Figure 5: Hearst Pattern example
Another method we use to extract relationships between skills is WordNet . It’s a database which links semantic relations between words in more than 200 languages, including synonyms, hyponyms, and hypernyms. You can consider WordNet as a combination and extension of a dictionary. When you check a word with it, it can provide you with the hypernym of that word.
Knowledge Graph Example Query
Now that you have an idea of what a knowledge graph is and what it can be used for, here are some examples queried from the graph. The graph is based on the job recommender system we mentioned previously. And Figure 6 and 7 are some examples about skills required by software engineers and data scientists.
Hopefully you like this blog, and if you find the blog interesting, please feel free to share your thoughts or questions in a comment. And if you wish to know more about similar content, you can find other similar posts by clicking on the tags assigned to this post.
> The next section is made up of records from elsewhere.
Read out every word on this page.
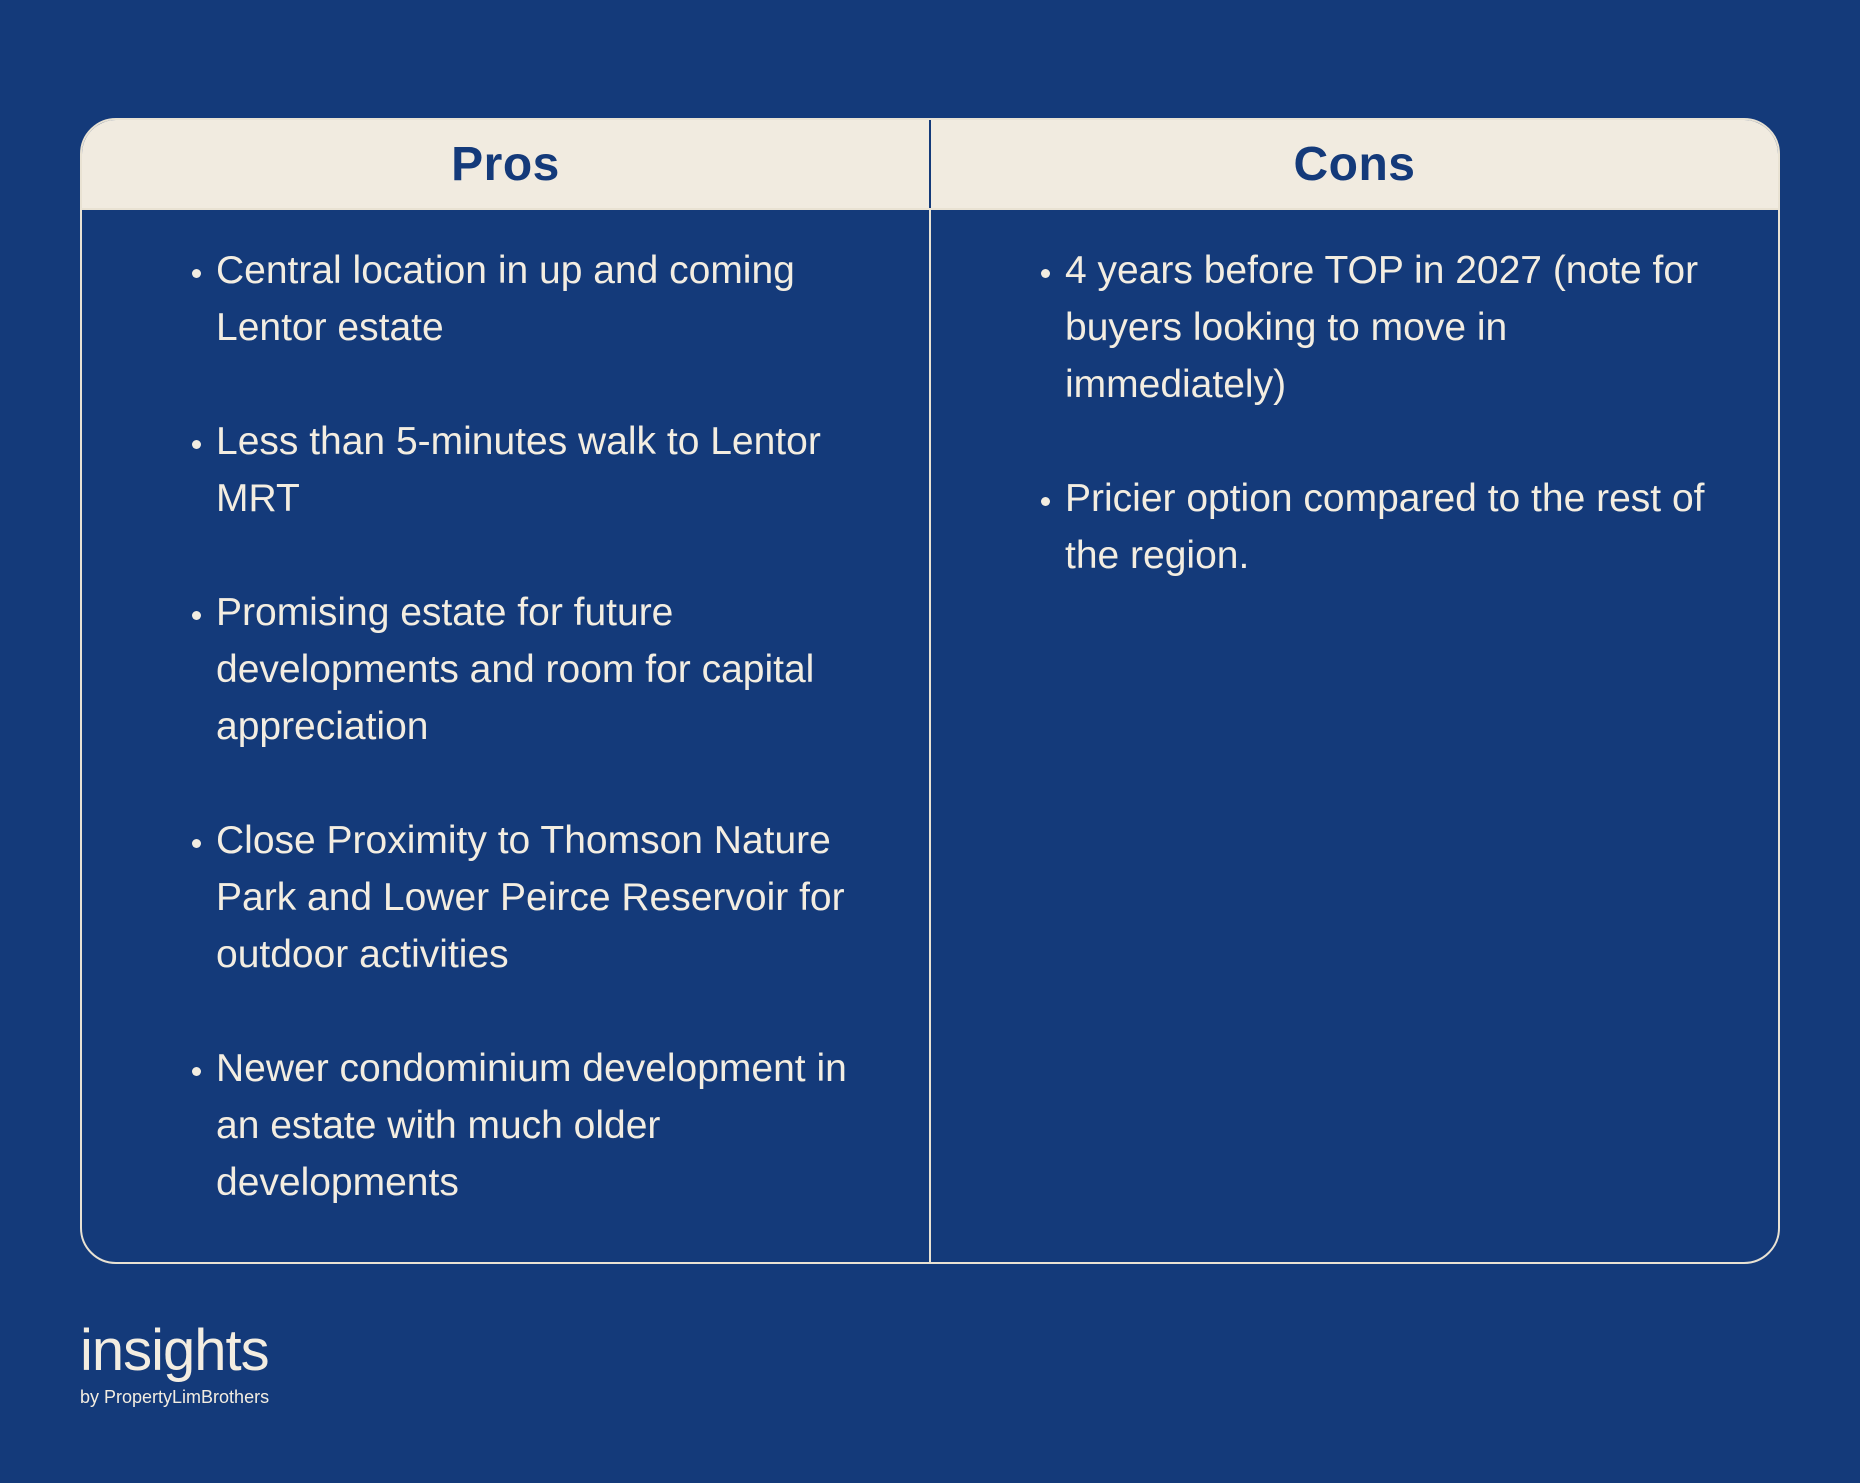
Pros	Cons
Central location in up and coming Lentor estate
Less than 5-minutes walk to Lentor MRT
Promising estate for future developments and room for capital appreciation
Close Proximity to Thomson Nature Park and Lower Peirce Reservoir for outdoor activities
Newer condominium development in an estate with much older developments
4 years before TOP in 2027 (note for buyers looking to move in immediately)
Pricier option compared to the rest of the region.
insights
by PropertyLimBrothers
Thank you for your reading.
Figure 6: Skills required by software engineers
Figure 7: Skills required by data scientists
 Amit Singhal. 2012. Introducing the Knowledge Graph: things, not strings. Google Blog.
 Indurkhya, N., Damerau, F. (2010). Handbook of Natural Language Processing. Chapman & Hall/CRC. p. 594.
 “WordNets in the World”. Global WordNet Association. Retrieved 19 January 2020.
Hi Xin Cui!
Thank you for this very interesting blog. I see knowledge graphs as a very promising technology and concept to work with data.
As you have written, the technology is not new. I would love to hear more about the application within SAP applications. Do you see SAP using KGs or even graph processing like SAP HANA offers in todays applications?
Thanks so much for the great question!
Knowledge graph has been a hot topic in SAP, and I can see lots of potential opportunity of applying it on SAP applications. I am not working in HANA department, but from my point of view, SAP HANA can definitely apply graph database. And actually, graph technology is already involved with SAP HANA, and it’s called SAP HANA Graph Data model. You are able to create and modify your own graph database, and even execute some graph algorithms on the data. Please feel free to search "SAP HANA Graph" in the community, and you would find more blogs about it.